WordPress stores almost everything in its database: posts, pages, options, user data, transients, session data, and metadata. Over time, this grows, fragments, and accumulates cruft. Here is how to diagnose and fix database-related slowdowns. Once the schema and queries are clean, a Redis object cache keeps the database from repeating the same work on every request.

Start with a health check

Use WP-CLI to get an overview:

wp db size --tables
wp eval 'var_dump(wp_get_db()->dbh);'

Then check MySQL connection time and query latency:

mysql -e "SHOW PROCESSLIST;" wp_local
mysql -e "SHOW STATUS LIKE 'Threads_connected'; SHOW STATUS LIKE 'Max_used_connections';"

The most common WordPress database problems

1. Expired transients filling the options table

Transients are cached data stored in wp_options. They have expiry times, but WordPress does not always clean them up automatically, especially on older versions.

Find transients that should have expired:

SELECT * FROM wp_options
WHERE option_name LIKE '%_transient%'
AND option_value < UNIX_TIMESTAMP(NOW());

Clean them up:

wp transient delete --expired
wp eval 'delete_expired_transients(true);'

Or with SQL directly:

DELETE FROM wp_options
WHERE option_name LIKE '_transient_timeout_%'
AND option_value < UNIX_TIMESTAMP(NOW());

2. Orphaned post metadata

When a post is deleted, its metadata is supposed to be deleted with it.

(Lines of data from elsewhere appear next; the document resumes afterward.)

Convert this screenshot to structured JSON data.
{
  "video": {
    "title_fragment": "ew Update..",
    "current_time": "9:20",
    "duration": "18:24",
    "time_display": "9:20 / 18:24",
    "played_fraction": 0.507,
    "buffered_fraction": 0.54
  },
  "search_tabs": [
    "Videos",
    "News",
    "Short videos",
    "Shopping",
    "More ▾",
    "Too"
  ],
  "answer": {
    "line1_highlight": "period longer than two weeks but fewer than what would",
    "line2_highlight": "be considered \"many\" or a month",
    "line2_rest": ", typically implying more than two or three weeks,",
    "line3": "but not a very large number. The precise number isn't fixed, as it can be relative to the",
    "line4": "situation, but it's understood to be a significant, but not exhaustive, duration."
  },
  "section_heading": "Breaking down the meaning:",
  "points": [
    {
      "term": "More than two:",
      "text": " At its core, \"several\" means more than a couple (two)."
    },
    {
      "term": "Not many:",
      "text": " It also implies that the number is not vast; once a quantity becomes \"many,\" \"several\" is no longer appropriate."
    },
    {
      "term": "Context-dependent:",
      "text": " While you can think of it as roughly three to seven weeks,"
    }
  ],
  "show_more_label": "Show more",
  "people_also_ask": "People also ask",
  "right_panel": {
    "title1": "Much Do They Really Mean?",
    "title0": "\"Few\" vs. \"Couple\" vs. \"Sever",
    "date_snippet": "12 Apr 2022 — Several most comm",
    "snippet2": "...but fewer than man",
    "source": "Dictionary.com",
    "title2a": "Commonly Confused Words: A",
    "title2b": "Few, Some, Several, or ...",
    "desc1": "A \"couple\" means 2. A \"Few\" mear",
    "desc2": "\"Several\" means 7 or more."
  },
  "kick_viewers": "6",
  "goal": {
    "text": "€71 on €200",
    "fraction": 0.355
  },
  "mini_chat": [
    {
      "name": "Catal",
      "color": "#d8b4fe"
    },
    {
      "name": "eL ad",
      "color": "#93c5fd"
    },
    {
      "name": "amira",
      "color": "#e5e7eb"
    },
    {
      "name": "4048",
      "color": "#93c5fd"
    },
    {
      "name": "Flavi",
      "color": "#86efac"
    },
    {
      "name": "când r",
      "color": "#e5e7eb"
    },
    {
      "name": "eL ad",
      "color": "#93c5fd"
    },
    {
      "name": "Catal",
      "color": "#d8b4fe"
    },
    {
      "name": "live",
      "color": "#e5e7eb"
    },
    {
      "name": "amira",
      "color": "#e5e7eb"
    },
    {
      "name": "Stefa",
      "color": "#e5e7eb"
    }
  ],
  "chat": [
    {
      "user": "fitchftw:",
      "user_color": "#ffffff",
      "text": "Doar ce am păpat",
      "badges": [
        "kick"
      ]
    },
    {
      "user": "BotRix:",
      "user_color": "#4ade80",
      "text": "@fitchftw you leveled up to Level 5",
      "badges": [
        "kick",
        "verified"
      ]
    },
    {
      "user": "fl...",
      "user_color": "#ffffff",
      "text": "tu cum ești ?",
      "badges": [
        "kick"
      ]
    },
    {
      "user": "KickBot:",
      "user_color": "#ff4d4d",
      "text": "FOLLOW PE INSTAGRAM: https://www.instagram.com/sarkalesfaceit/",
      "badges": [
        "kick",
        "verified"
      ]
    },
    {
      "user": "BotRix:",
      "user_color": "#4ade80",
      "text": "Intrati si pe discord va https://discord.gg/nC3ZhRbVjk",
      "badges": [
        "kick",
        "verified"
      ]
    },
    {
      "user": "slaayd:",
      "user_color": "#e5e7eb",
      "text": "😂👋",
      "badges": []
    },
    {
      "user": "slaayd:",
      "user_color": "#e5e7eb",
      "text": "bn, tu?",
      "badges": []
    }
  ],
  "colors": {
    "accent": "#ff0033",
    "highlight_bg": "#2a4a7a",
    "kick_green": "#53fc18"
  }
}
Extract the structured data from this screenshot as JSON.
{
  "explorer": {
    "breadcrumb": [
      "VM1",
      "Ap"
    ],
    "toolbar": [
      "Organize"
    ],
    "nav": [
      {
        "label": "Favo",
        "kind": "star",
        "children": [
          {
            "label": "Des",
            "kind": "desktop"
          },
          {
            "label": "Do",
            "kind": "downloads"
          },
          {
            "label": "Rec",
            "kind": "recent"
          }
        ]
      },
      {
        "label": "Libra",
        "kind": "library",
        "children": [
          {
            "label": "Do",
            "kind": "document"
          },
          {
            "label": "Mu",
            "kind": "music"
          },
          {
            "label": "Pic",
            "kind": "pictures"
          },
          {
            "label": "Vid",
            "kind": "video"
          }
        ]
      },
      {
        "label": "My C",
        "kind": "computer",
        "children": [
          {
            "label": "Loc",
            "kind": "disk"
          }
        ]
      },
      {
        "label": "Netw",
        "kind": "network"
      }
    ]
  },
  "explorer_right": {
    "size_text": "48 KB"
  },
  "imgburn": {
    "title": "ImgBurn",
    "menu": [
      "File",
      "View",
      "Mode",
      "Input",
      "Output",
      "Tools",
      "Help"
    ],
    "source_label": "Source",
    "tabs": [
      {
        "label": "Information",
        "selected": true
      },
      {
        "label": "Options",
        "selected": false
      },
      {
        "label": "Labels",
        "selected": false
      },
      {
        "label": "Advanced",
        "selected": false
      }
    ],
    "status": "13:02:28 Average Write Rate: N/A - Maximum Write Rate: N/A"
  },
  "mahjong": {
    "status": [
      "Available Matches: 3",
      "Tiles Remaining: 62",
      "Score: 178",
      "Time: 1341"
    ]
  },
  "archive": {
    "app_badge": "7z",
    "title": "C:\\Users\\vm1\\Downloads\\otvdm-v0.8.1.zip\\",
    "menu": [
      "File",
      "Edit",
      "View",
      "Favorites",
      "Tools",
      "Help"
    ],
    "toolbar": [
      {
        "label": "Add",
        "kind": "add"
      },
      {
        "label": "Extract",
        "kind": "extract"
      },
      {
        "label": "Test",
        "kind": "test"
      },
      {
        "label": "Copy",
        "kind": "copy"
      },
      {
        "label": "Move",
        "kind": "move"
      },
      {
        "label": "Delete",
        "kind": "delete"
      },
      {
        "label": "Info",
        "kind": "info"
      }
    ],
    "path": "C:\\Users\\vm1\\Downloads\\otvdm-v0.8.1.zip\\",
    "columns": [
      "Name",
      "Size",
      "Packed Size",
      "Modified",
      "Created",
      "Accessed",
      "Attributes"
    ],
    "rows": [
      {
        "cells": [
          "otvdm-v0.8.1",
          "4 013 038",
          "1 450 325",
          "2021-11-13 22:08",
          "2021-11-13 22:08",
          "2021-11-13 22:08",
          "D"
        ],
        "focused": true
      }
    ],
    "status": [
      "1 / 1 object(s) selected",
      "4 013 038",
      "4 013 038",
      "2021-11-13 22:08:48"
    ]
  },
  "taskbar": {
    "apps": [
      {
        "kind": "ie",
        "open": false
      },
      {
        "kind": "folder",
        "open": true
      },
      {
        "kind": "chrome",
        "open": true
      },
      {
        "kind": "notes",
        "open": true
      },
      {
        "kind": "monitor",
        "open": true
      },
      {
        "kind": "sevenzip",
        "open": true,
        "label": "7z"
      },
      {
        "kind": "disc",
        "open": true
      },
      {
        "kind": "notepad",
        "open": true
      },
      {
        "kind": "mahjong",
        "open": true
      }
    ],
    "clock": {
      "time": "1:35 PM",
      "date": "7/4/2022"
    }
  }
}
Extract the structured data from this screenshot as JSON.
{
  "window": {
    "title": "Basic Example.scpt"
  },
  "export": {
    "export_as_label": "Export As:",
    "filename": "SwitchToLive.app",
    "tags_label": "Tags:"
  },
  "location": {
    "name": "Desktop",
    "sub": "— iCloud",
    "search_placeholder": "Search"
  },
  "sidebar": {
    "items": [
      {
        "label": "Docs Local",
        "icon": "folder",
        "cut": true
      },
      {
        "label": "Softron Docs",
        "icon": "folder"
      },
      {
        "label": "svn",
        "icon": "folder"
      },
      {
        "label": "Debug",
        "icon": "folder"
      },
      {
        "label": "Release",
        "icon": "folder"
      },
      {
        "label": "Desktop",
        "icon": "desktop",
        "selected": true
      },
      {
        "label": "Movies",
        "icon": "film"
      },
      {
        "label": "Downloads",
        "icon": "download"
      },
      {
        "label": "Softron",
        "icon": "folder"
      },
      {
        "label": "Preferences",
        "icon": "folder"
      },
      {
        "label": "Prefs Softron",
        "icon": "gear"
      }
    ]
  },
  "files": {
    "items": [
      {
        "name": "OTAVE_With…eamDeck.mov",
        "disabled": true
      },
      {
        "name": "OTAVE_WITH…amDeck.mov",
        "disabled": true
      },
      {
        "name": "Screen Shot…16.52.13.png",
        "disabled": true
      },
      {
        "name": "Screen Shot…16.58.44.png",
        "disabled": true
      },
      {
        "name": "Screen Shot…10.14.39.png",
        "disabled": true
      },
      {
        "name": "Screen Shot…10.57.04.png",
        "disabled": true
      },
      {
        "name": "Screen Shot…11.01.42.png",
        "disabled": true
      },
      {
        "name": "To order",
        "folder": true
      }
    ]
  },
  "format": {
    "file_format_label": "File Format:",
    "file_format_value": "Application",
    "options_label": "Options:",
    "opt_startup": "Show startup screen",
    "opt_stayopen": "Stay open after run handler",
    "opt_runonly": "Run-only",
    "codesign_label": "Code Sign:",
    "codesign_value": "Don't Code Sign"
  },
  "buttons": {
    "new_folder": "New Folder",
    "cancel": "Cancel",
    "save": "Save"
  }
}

Plugin errors can leave orphaned rows.

Find orphaned metadata:

SELECT COUNT(*) FROM wp_postmeta pm
LEFT JOIN wp_posts p ON p.ID = pm.post_id
WHERE p.ID IS NULL;

Clean up:

DELETE pm FROM wp_postmeta pm
LEFT JOIN wp_posts p ON p.ID = pm.post_id
WHERE p.ID IS NULL;

3. Orphaned comment metadata

Same problem, different table:

DELETE cm FROM wp_commentmeta cm
LEFT JOIN wp_comments c ON c.comment_ID = cm.comment_id
WHERE c.comment_ID IS NULL;

4. Revision spam in wp_posts

WordPress saves revisions every time you edit a post. For sites with many pages and frequent edits, this can double or triple the rows in wp_posts.

Find the revision count:

SELECT post_type, COUNT(*) as revisions
FROM wp_posts
WHERE post_status = 'inherit'
GROUP BY post_type;

Limit revisions in wp-config.php:

define('WP_POST_REVISIONS', 3);
define('AUTOSAVE_INTERVAL', 120);

Delete existing revisions:

wp post delete $(wp post list --post_type=revision --format=ids) --force

Or SQL:

DELETE FROM wp_posts WHERE post_type = 'revision';

5. Large wp_options with autoloaded data

WordPress loads all options with autoload=yes on every page load. Some plugins add large values (caches, big arrays) that should not be autoloaded.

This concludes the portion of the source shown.